Two weeks ago my local section of the IEEE coordinated the wireless portion of a Science Olympiad competition. Science Olympiad is a competitive event for high school students. The object of the wireless portion is to build the highest gain 2.4GHz antenna.
Many of the antennas involved a driven element inside a can. One antenna had director elements made of copper tape inside a can.
Another student built a fractal antenna. It did not work very well. When we put it on the vector network analyzer, we found it had an intermittent open in the connector, which we were not able to repair at the event. It would be interesting to see how it works with the connection problem fixed.
Two teams accidentally used reverse-polarity SMA connectors instead of the standard SMAs. Reverse-polarity connectors were created to discourage users from exceeding the EIRP limits by connecting high-gain antennas to high-power transmitters. Reverse polarity connectors are now almost as common as the standard polarity connectors, frequently leading to confusion. Fortunately my colleague Robb Peebles of LS Research was on hand to improvise connectors, in one case using aluminum foil, so all students who used the wrong connector type were able to participate.
It is difficult to measure an antenna’s gain without an anechoic chamber.
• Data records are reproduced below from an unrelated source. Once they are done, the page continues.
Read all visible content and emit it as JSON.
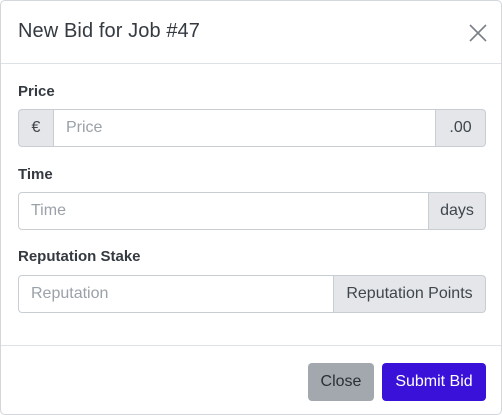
{
  "modal": {
    "title": "New Bid for Job #47",
    "close_icon": "close-x-icon"
  },
  "fields": {
    "price": {
      "label": "Price",
      "prefix": "€",
      "placeholder": "Price",
      "value": "",
      "suffix": ".00"
    },
    "time": {
      "label": "Time",
      "placeholder": "Time",
      "value": "",
      "suffix": "days"
    },
    "reputation": {
      "label": "Reputation Stake",
      "placeholder": "Reputation",
      "value": "",
      "suffix": "Reputation Points"
    }
  },
  "footer": {
    "close_label": "Close",
    "submit_label": "Submit Bid"
  },
  "colors": {
    "primary": "#3a11d9",
    "secondary": "#a3a8ae"
  }
}
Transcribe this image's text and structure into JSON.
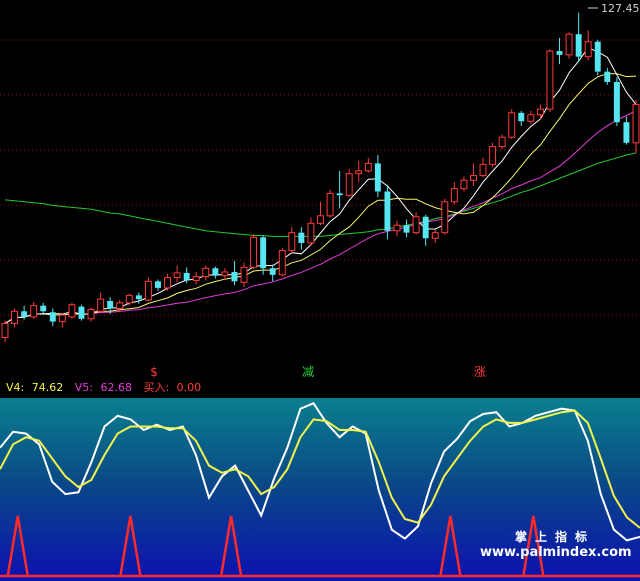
{
  "chart_data": [
    {
      "type": "candlestick",
      "price_label": "127.45",
      "ylim": [
        92,
        128
      ],
      "grid": "dotted horizontal",
      "colors": {
        "up": "#ff3b3b",
        "down": "#55e6f2",
        "ma5": "#ffffff",
        "ma10": "#f5f56e",
        "ma20": "#e23bd8",
        "ma60": "#22c832",
        "grid": "#8a1111"
      },
      "candles": [
        {
          "o": 92.8,
          "h": 94.6,
          "l": 92.3,
          "c": 94.3
        },
        {
          "o": 94.3,
          "h": 95.9,
          "l": 93.9,
          "c": 95.6
        },
        {
          "o": 95.6,
          "h": 96.2,
          "l": 94.7,
          "c": 95.0
        },
        {
          "o": 95.0,
          "h": 96.6,
          "l": 94.8,
          "c": 96.2
        },
        {
          "o": 96.2,
          "h": 96.5,
          "l": 95.2,
          "c": 95.6
        },
        {
          "o": 95.5,
          "h": 95.9,
          "l": 94.0,
          "c": 94.5
        },
        {
          "o": 94.5,
          "h": 95.4,
          "l": 93.9,
          "c": 95.2
        },
        {
          "o": 95.0,
          "h": 96.5,
          "l": 94.8,
          "c": 96.3
        },
        {
          "o": 96.1,
          "h": 96.3,
          "l": 94.6,
          "c": 94.8
        },
        {
          "o": 94.8,
          "h": 96.0,
          "l": 94.5,
          "c": 95.8
        },
        {
          "o": 95.6,
          "h": 97.6,
          "l": 95.4,
          "c": 96.9
        },
        {
          "o": 96.7,
          "h": 97.1,
          "l": 95.3,
          "c": 95.9
        },
        {
          "o": 95.9,
          "h": 96.8,
          "l": 95.5,
          "c": 96.5
        },
        {
          "o": 96.5,
          "h": 97.5,
          "l": 96.2,
          "c": 97.3
        },
        {
          "o": 97.3,
          "h": 97.6,
          "l": 96.4,
          "c": 96.9
        },
        {
          "o": 96.8,
          "h": 99.2,
          "l": 96.7,
          "c": 98.8
        },
        {
          "o": 98.8,
          "h": 99.0,
          "l": 97.8,
          "c": 98.1
        },
        {
          "o": 98.1,
          "h": 99.6,
          "l": 97.8,
          "c": 99.2
        },
        {
          "o": 99.2,
          "h": 100.5,
          "l": 98.7,
          "c": 99.7
        },
        {
          "o": 99.7,
          "h": 100.3,
          "l": 98.6,
          "c": 98.9
        },
        {
          "o": 98.9,
          "h": 99.8,
          "l": 98.5,
          "c": 99.3
        },
        {
          "o": 99.3,
          "h": 100.5,
          "l": 98.9,
          "c": 100.2
        },
        {
          "o": 100.2,
          "h": 100.4,
          "l": 99.1,
          "c": 99.4
        },
        {
          "o": 99.4,
          "h": 100.2,
          "l": 99.0,
          "c": 99.8
        },
        {
          "o": 99.8,
          "h": 101.0,
          "l": 98.4,
          "c": 98.8
        },
        {
          "o": 98.7,
          "h": 100.8,
          "l": 98.2,
          "c": 100.3
        },
        {
          "o": 100.3,
          "h": 103.9,
          "l": 100.1,
          "c": 103.5
        },
        {
          "o": 103.5,
          "h": 103.7,
          "l": 99.5,
          "c": 100.2
        },
        {
          "o": 100.2,
          "h": 100.6,
          "l": 98.8,
          "c": 99.5
        },
        {
          "o": 99.5,
          "h": 102.4,
          "l": 99.3,
          "c": 102.1
        },
        {
          "o": 102.1,
          "h": 104.6,
          "l": 101.8,
          "c": 104.0
        },
        {
          "o": 104.0,
          "h": 104.6,
          "l": 102.2,
          "c": 102.9
        },
        {
          "o": 102.9,
          "h": 105.6,
          "l": 102.6,
          "c": 105.0
        },
        {
          "o": 105.0,
          "h": 107.3,
          "l": 104.8,
          "c": 105.8
        },
        {
          "o": 105.8,
          "h": 108.6,
          "l": 105.6,
          "c": 108.2
        },
        {
          "o": 108.2,
          "h": 110.6,
          "l": 106.6,
          "c": 108.0
        },
        {
          "o": 108.0,
          "h": 110.8,
          "l": 107.8,
          "c": 110.3
        },
        {
          "o": 110.3,
          "h": 111.7,
          "l": 109.4,
          "c": 110.6
        },
        {
          "o": 110.6,
          "h": 112.0,
          "l": 110.4,
          "c": 111.4
        },
        {
          "o": 111.4,
          "h": 112.3,
          "l": 107.8,
          "c": 108.4
        },
        {
          "o": 108.4,
          "h": 109.1,
          "l": 103.3,
          "c": 104.2
        },
        {
          "o": 104.2,
          "h": 105.3,
          "l": 103.6,
          "c": 104.8
        },
        {
          "o": 104.8,
          "h": 105.4,
          "l": 103.5,
          "c": 104.0
        },
        {
          "o": 104.0,
          "h": 106.2,
          "l": 103.8,
          "c": 105.7
        },
        {
          "o": 105.7,
          "h": 105.9,
          "l": 102.6,
          "c": 103.4
        },
        {
          "o": 103.4,
          "h": 104.3,
          "l": 102.9,
          "c": 104.0
        },
        {
          "o": 104.0,
          "h": 107.6,
          "l": 103.8,
          "c": 107.3
        },
        {
          "o": 107.3,
          "h": 109.4,
          "l": 107.0,
          "c": 108.7
        },
        {
          "o": 108.7,
          "h": 110.0,
          "l": 108.4,
          "c": 109.6
        },
        {
          "o": 109.6,
          "h": 111.4,
          "l": 109.0,
          "c": 110.1
        },
        {
          "o": 110.1,
          "h": 112.0,
          "l": 109.9,
          "c": 111.3
        },
        {
          "o": 111.3,
          "h": 113.6,
          "l": 111.0,
          "c": 113.2
        },
        {
          "o": 113.2,
          "h": 114.5,
          "l": 112.9,
          "c": 114.2
        },
        {
          "o": 114.2,
          "h": 117.2,
          "l": 114.0,
          "c": 116.8
        },
        {
          "o": 116.8,
          "h": 117.0,
          "l": 115.4,
          "c": 115.9
        },
        {
          "o": 115.9,
          "h": 117.0,
          "l": 115.6,
          "c": 116.6
        },
        {
          "o": 116.6,
          "h": 117.7,
          "l": 116.1,
          "c": 117.2
        },
        {
          "o": 117.2,
          "h": 123.6,
          "l": 116.9,
          "c": 123.4
        },
        {
          "o": 123.4,
          "h": 124.8,
          "l": 122.0,
          "c": 123.0
        },
        {
          "o": 123.0,
          "h": 125.4,
          "l": 122.6,
          "c": 125.2
        },
        {
          "o": 125.2,
          "h": 127.5,
          "l": 122.2,
          "c": 122.8
        },
        {
          "o": 122.8,
          "h": 125.6,
          "l": 122.4,
          "c": 124.4
        },
        {
          "o": 124.4,
          "h": 124.6,
          "l": 120.8,
          "c": 121.2
        },
        {
          "o": 121.2,
          "h": 121.6,
          "l": 119.8,
          "c": 120.1
        },
        {
          "o": 120.1,
          "h": 120.6,
          "l": 115.4,
          "c": 115.8
        },
        {
          "o": 115.8,
          "h": 116.4,
          "l": 113.4,
          "c": 113.6
        },
        {
          "o": 113.6,
          "h": 118.2,
          "l": 112.5,
          "c": 117.7
        }
      ],
      "ma60": [
        107.5,
        107.4,
        107.3,
        107.2,
        107.1,
        106.9,
        106.8,
        106.7,
        106.6,
        106.5,
        106.3,
        106.1,
        106.0,
        105.8,
        105.6,
        105.4,
        105.2,
        105.0,
        104.8,
        104.6,
        104.4,
        104.2,
        104.1,
        104.0,
        103.9,
        103.8,
        103.7,
        103.7,
        103.6,
        103.6,
        103.6,
        103.6,
        103.6,
        103.6,
        103.7,
        103.8,
        103.9,
        104.0,
        104.1,
        104.3,
        104.4,
        104.6,
        104.8,
        105.0,
        105.2,
        105.5,
        105.7,
        106.0,
        106.3,
        106.6,
        106.9,
        107.2,
        107.5,
        107.9,
        108.3,
        108.6,
        109.0,
        109.4,
        109.8,
        110.2,
        110.6,
        111.0,
        111.4,
        111.7,
        112.0,
        112.3,
        112.5
      ],
      "markers": [
        {
          "index": 26,
          "label": "$",
          "color": "#ff3b3b"
        },
        {
          "index": 52,
          "label": "减",
          "color": "#22d23c"
        },
        {
          "index": 81,
          "label": "涨",
          "color": "#ff3b3b"
        }
      ]
    },
    {
      "type": "line",
      "legend": [
        {
          "label": "V4: ",
          "value": "74.62",
          "color": "#f2f24a"
        },
        {
          "label": "V5: ",
          "value": "62.68",
          "color": "#e23bd8"
        },
        {
          "label": "买入: ",
          "value": "0.00",
          "color": "#ff3b3b"
        }
      ],
      "ylim": [
        0,
        100
      ],
      "series": [
        {
          "key": "fast",
          "color": "#ffffff",
          "values": [
            72,
            81,
            80,
            74,
            53,
            46,
            47,
            64,
            84,
            90,
            88,
            82,
            85,
            82,
            84,
            68,
            44,
            56,
            62,
            48,
            34,
            55,
            72,
            94,
            97,
            86,
            78,
            84,
            80,
            48,
            26,
            21,
            28,
            52,
            70,
            77,
            87,
            91,
            92,
            84,
            86,
            90,
            92,
            94,
            93,
            76,
            46,
            26,
            20,
            22
          ]
        },
        {
          "key": "slow",
          "color": "#f2f24a",
          "values": [
            60,
            74,
            78,
            76,
            66,
            56,
            50,
            54,
            68,
            80,
            84,
            84,
            84,
            83,
            83,
            76,
            62,
            58,
            60,
            56,
            46,
            50,
            60,
            78,
            88,
            87,
            82,
            82,
            81,
            64,
            44,
            32,
            30,
            40,
            56,
            66,
            76,
            84,
            88,
            86,
            86,
            88,
            90,
            92,
            93,
            86,
            66,
            45,
            33,
            27
          ]
        }
      ],
      "signal_spikes": [
        {
          "index": 3,
          "value": 1
        },
        {
          "index": 22,
          "value": 1
        },
        {
          "index": 39,
          "value": 1
        },
        {
          "index": 76,
          "value": 1
        },
        {
          "index": 90,
          "value": 1
        }
      ]
    }
  ],
  "watermark": {
    "cn": "掌上指标",
    "url": "www.palmindex.com"
  }
}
Constructive and destructive interference of reflected radio waves results in signal strengths varying wildly over very short distances. The test that the event currently uses does not address this multipath fading. The procedure allows students to pick three distances at which their antennas are measured. Knowing fading will be an issue, some students request one of their measurement be at a very large distance. On the off chance the location they pick turns out to be a point with constructive interference, the formula will reward them with more points. They rightly work the random element of multipath fading to their advantage. There are ways to mitigate multipath fading that I hope to see adopted at the event next year.
By chance I met a teacher and Science Olympiad coach from a school district an hour south of me. He explained that the similarities between Science Olympiad and athletic competitions helps generate support for Science Olympiad funding. Still, the school allocates several times more money to athletic than to academic competitions.
Support for academic competitions will hopefully grow over a time. Many teenagers around the world know they need to know science and technology if they want to earn an affluent lifestyle. Students who think an affluent lifestyle is a birthright will be disappointed as the world continues to globalize.
The students I met at the event had great enthusiasm for technology. They asked me and my colleagues why their antennas performed as they did and how to do better at the next event. I think of students like these when I hear dire predictions about how the world economy could be devastated by politicians’ and bankers’ bad decisions. No matter how much taxes and inflation fluctuate, these students will be creating the stuff that drives the economy.